私がそういうような事を言うと、少し間が空いて―どうやら相づちを打ったようだ―、そして朋ちゃんは答えた。
『分かります』
そんなものなのかもしれない。
断言した朋ちゃんに、私はふと浮かんだ、浮かんで当然の疑問を口にする。
「じゃあ…なんで、告白したの?」
それは、振られるしかない―傷付くしかない行為ではないか。朋ちゃんは声を低くして答えた。きっと答えながら目を伏せているのだろう。見てもいないのに、見ているかのように明確に想像できる。
『伝えたかったんです。私が中学二年、十四歳の一年、ずっと部長を好きでいた事を―私が確かにそうであった事を、忘れないように』
そして、と朋ちゃんは続ける。
『いつまでもずるずる引き摺らないように、きっぱりとけりをつけたかったんです』
そこからまた、進む為に。
『だからまさか…いいと言ってもらえるとは、思ってませんでした』
だから。
だから朋ちゃんは、きっとすごく嬉しかったはずだ。叶うはずの無い願いが、思いがけず叶ったのだから。
なのに、それは、たった一日の夢だった。
『さっき部長からごめんって、前言撤回された時、すごく―すごく悲しかったです。すごく悲しくて―加奈先輩が憎くて…』
私には何も言うことができない。
でも。
と、朋ちゃんは、ぽつりと言った。
『【ああ、やっぱりな】って、どこか嫌にあっさりと諦める私がいました』
ある種の安心、と朋ちゃんは形容した。
『だから、その…加奈先輩』
「うん」
『気を遣わないで、いいです…』
「…うん」
私は電話を切った。
切った携帯電話を智に返しながら、私は言った。
「朋ちゃんはいい子だよ」
朋ちゃんは聡明だ。賢いし、聡い子だ。そして、いい子だ。だからこうやって、短時間で自分の気持ちを整理して、私にこんな電話をしてきた。私の中での朋ちゃんに対する、もしくは―というよりおそらくどちらもだが―彼女の中での私に対するわだかまりのようなものが、残らないように。
智に電話をかけたのは、まず私の電話番号を知らなかったからだろう。だから智に私の電話番号を聞こうとか、そんな感じだったんだろうと思う。
「…ああ、そうだな」
目を伏せて、智は答えた。
罪悪感を感じてるのだろうな、と思った。
***
家に帰ってすぐ、着替えた私は布団に潜り込んだ。幸い、私が家を出て行っていた事は家族に露見していなかったようだ。一人部屋万歳である。
ああ今、自分は幸せなのだなと思う。否。幸せだ。
何故だかいちいち客観的な風に、自分の感情を感じてきたけれど、今は違った。ちゃんと主観的だった。ちゃんと、自分の事だった。
これからも、智と離れずに済む。
これからも、智と一緒にいられる。
依存し合っていると言うと、離れた方が良いと思うかもしれない。しかし、それは支え合っているとか、補い合っているとか、修正し合っているとかいうように言えはしないだろうか。勿論一概には言えないし、私も、自分と智の関係性を表すのに、それらの言葉が当てはまるとは思わない。でも、ごく近いと思う。だとしたら、離れろとは言えないのではないだろうか。

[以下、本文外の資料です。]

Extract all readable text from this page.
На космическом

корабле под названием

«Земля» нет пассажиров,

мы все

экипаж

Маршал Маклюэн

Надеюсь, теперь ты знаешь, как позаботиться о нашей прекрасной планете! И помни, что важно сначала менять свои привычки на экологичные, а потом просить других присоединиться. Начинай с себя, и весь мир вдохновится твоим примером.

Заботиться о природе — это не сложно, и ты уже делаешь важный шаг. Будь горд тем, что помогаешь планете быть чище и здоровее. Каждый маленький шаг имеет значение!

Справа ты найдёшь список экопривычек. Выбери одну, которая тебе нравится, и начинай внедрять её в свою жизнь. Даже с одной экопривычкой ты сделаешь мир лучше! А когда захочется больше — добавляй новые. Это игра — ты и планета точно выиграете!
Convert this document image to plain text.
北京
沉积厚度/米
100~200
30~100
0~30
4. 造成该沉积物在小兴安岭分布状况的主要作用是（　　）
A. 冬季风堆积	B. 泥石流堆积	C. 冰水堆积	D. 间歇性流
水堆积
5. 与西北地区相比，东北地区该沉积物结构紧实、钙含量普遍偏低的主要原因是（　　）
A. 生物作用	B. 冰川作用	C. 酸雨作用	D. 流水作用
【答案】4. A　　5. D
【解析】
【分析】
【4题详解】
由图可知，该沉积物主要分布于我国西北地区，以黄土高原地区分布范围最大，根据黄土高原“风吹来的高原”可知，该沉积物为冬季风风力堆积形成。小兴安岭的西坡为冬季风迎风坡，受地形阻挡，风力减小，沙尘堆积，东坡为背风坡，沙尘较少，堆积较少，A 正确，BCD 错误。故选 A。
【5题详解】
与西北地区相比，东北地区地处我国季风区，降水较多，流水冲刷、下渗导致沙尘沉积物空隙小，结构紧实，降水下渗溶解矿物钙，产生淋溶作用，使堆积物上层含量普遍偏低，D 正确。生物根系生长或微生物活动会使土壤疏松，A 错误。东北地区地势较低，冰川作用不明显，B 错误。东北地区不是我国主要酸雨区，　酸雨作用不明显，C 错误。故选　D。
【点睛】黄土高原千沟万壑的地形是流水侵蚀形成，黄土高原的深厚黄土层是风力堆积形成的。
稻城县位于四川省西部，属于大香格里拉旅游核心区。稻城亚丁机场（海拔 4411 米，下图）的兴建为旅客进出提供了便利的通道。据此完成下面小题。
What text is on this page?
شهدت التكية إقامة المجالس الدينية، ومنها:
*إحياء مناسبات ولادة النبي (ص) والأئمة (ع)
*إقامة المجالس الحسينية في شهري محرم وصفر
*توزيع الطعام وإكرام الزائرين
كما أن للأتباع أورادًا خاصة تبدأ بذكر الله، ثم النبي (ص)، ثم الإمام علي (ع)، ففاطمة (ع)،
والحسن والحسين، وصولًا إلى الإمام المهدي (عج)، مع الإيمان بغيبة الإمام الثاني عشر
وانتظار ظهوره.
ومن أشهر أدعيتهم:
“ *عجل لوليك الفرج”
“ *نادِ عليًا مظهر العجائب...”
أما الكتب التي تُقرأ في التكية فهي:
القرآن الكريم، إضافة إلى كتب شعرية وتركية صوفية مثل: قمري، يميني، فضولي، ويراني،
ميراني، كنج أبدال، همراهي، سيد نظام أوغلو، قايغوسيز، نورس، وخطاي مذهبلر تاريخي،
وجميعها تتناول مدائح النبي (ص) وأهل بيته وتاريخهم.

私は離れたくないし、離れればお互いバランスを著しく崩し、到底正気ではいられないだろう。事実、私は死ぬ直前にまで行った。
もう、眠い。
眠気が私の思考を邪魔する。
仕方なくも私は、思考を停止した。幸せを感じながら、私は心地良い微睡みの中へと引きずり込まれるのを感じた。